Tonight was no exception, although she was no longer afraid of the dark. She couldn’t help the gnawing in her stomach at this new life she had chosen for herself. Would everything turn out as she hoped? Only time would tell.
It had been a long and emotionally exhausting day and she needed rest for her trip with Doc Howard to the Randolph ranch tomorrow. She climbed into her soft bed and pulled out her notes from the leather satchel sitting next to her bed. She flipped the pages over and over again soon realizing she wasn’t reading one word. So, she finally lay her notes on the bed table and turned out the lantern to lay in the darkness and listen to the night sounds of late travelers on the streets below her window. She felt a sense of unease she couldn’t explain. Was Billy one of those late-night wanderers? Was he wandering into Cora’s bed as she lay here thinking about him and wishing things could be different?

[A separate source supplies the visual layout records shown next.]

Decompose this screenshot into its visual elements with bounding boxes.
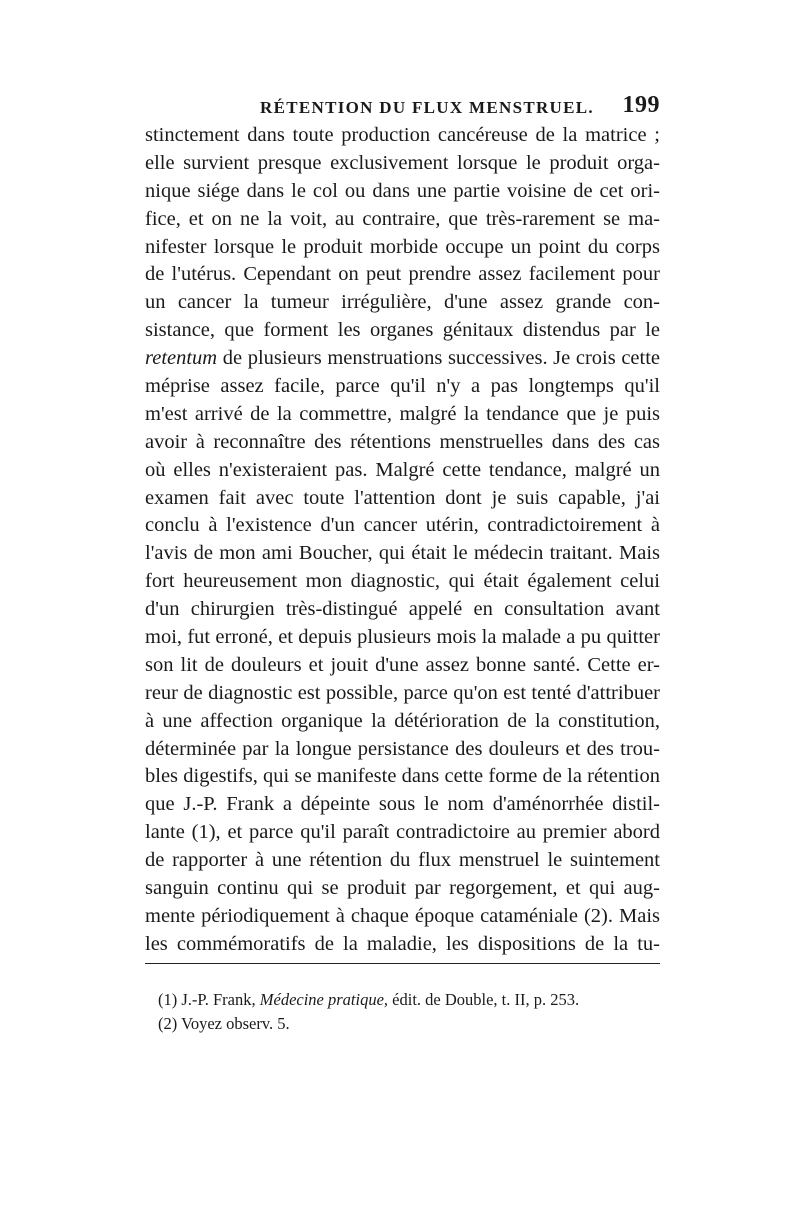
footnote-1 [158, 988, 660, 1012]
text-line: nique siége dans le col ou dans une partie voisine de cet ori- [145, 179, 660, 202]
text-line: bles digestifs, qui se manifeste dans cette forme de la rétention [145, 765, 660, 788]
text-line: reur de diagnostic est possible, parce qu'on est tenté d'attribuer [145, 681, 660, 704]
text-line: à une affection organique la détérioration de la constitution, [145, 709, 660, 732]
text-line: l'avis de mon ami Boucher, qui était le médecin traitant. Mais [145, 542, 660, 565]
footnotes [158, 988, 660, 1036]
text-line: déterminée par la longue persistance des douleurs et des trou- [145, 737, 660, 760]
text-line: fice, et on ne la voit, au contraire, que très-rarement se ma- [145, 207, 660, 230]
text-line: un cancer la tumeur irrégulière, d'une assez grande con- [145, 291, 660, 314]
text-line: avoir à reconnaître des rétentions menstruelles dans des cas [145, 430, 660, 453]
page-number: 199 [622, 92, 660, 118]
italic-word: retentum [145, 347, 218, 370]
text-line: lante (1), et parce qu'il paraît contradictoire au premier abord [145, 821, 660, 844]
text-line: elle survient presque exclusivement lorsque le produit orga- [145, 151, 660, 174]
footnote-1-title: Médecine pratique, [259, 990, 389, 1009]
text-line-rest: de plusieurs menstruations successives. Je crois cette [222, 347, 661, 370]
text-line: son lit de douleurs et jouit d'une assez bonne santé. Cette er- [145, 653, 660, 676]
text-line: conclu à l'existence d'un cancer utérin, contradictoirement à [145, 514, 660, 537]
footnote-1-suffix: édit. de Double, t. II, p. 253. [388, 990, 580, 1009]
text-line: fort heureusement mon diagnostic, qui était également celui [145, 570, 660, 593]
text-line: où elles n'existeraient pas. Malgré cette tendance, malgré un [145, 458, 660, 481]
text-line: nifester lorsque le produit morbide occupe un point du corps [145, 235, 660, 258]
running-title: RÉTENTION DU FLUX MENSTRUEL. [260, 98, 594, 117]
text-line: mente périodiquement à chaque époque cataméniale (2). Mais [145, 904, 660, 927]
text-line: moi, fut erroné, et depuis plusieurs mois la malade a pu quitter [145, 626, 660, 649]
text-line: examen fait avec toute l'attention dont je suis capable, j'ai [145, 486, 660, 509]
text-line: sanguin continu qui se produit par regorgement, et qui aug- [145, 877, 660, 900]
text-line: méprise assez facile, parce qu'il n'y a pas longtemps qu'il [145, 375, 660, 398]
text-line: sistance, que forment les organes génitaux distendus par le [145, 319, 660, 342]
footnote-divider [145, 963, 660, 964]
body-text [145, 122, 660, 959]
text-line: que J.-P. Frank a dépeinte sous le nom d'aménorrhée distil- [145, 793, 660, 816]
text-line: de l'utérus. Cependant on peut prendre assez facilement pour [145, 263, 660, 286]
footnote-2: (2) Voyez observ. 5. [158, 1014, 290, 1033]
text-line-with-italic [145, 345, 660, 373]
text-line: de rapporter à une rétention du flux menstruel le suintement [145, 849, 660, 872]
text-line: stinctement dans toute production cancéreuse de la matrice ; [145, 124, 660, 146]
text-line: les commémoratifs de la maladie, les dispositions de la tu- [145, 932, 660, 955]
text-line: d'un chirurgien très-distingué appelé en consultation avant [145, 598, 660, 621]
text-line: m'est arrivé de la commettre, malgré la tendance que je puis [145, 402, 660, 425]
footnote-1-prefix: (1) J.-P. Frank, [158, 990, 260, 1009]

Perhaps things would look a little brighter tomorrow. She had no idea how long she lay in the darkness until she heard the clock downstairs chime the hour. Ten o’clock. She punched her pillow into a more comfortable shape and forced herself to close her eyes. She needed to get some sleep.
Tossing and turning, Hope settled into the warm blankets and waited for sleep to come. Sometime after the clock struck eleven, she drifted into a fitful sleep where images of Billy tasting the charms of a nameless woman taunted her.
Billy heard the milk cart rattle down Main Street, the glass bottles banging against their wire cages. His head roared in protest with each clang.
“How are you feeling this morning, Billy?” Charlotte’s voice called out to him through the painful fog.
“Ugh. What the hell happened? Where am I? What time is it?”
“That’s an awful lot of questions for a man who looks like he’s been run over by a heard of buffalo. Here, drink this.”
Billy squinted out of one eye. The sunlight streaming into the window and shining in his face felt like an ice pick in his brain. “Ugh.”
He heard Charlotte laugh. “Yeah, you said that before. Now sit up and drink this. You’ll feel better somewhere between noon and supper. It’ll be sometime tomorrow if you don’t.”